Por el principio fundamental que los rige: En la creación y configuración de los derechos reales rige fundamentalmente la ley, mientras que en los derechos de crédito es fundamental la autonomía de la voluntad (voluntad autónoma de los particulares).

Por su modo de adquisición: Los derechos reales, al menos en los ordenamientos que, como el nuestro, siguen la teoría del título y el modo, no pueden nacer solamente del contrato, sino que precisan además, el modo de adquirir, mientras que los derechos de crédito nacen simplemente del contrato. Por otra parte, los derechos reales, salvo alguna excepción, pueden adquirirse por usucapión, cosa que no cabe en los derechos de crédito.
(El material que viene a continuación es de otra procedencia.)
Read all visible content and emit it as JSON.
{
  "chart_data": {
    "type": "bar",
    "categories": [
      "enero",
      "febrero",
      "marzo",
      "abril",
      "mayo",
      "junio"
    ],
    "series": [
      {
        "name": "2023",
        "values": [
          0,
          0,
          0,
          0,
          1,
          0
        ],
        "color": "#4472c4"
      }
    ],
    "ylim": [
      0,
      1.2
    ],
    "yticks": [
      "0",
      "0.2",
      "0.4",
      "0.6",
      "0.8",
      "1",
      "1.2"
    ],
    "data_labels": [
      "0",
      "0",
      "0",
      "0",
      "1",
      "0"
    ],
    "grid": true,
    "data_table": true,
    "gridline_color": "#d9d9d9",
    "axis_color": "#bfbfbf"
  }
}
Por los efectos de su ejercicio: El derecho real se confirma con su ejercicio, mientras que el derecho de crédito se extingue con un ejercicio al ser satisfecho el derecho del acreedor.

Por su extinción: El derecho real se extingue cuando perece la cosa sobre que recae, mientras que en el derecho de crédito, cuando tiene por objeto indirecto cosas, el perecimiento de estas no lo extingue, y subsiste la obligación de cumplimiento en forma indemnización de daños y perjuicios.

Por su publicidad mediante el Registro de la Propiedad: Sólo posible respecto de los derechos reales, a los que atribuye efectos especiales (fundamentalmente, la prioridad registral frente a la concurrencia de créditos y la defensa directa del titular frente a terceros). Asimismo en ciertos casos, sobre todo en lo relativo a bienes muebles, también la posesión es un medio de publicidad de los derechos reales, de la que están excluidos los derechos de crédito.

Bibliografía[editar]

  • García Máynez, Eduardo,"Introducción al estudio del derecho", Editorial Porrúa, México, 1988.
  • Gallegos Alcántara, Eridani, "Bienes y Derechos reales", Editorial Iure editores S. A. de C. V., México, 1994.
  • Rafael Rojina Villegas, "Derecho civil mexicano", Editorial Porrúa, México, 1991.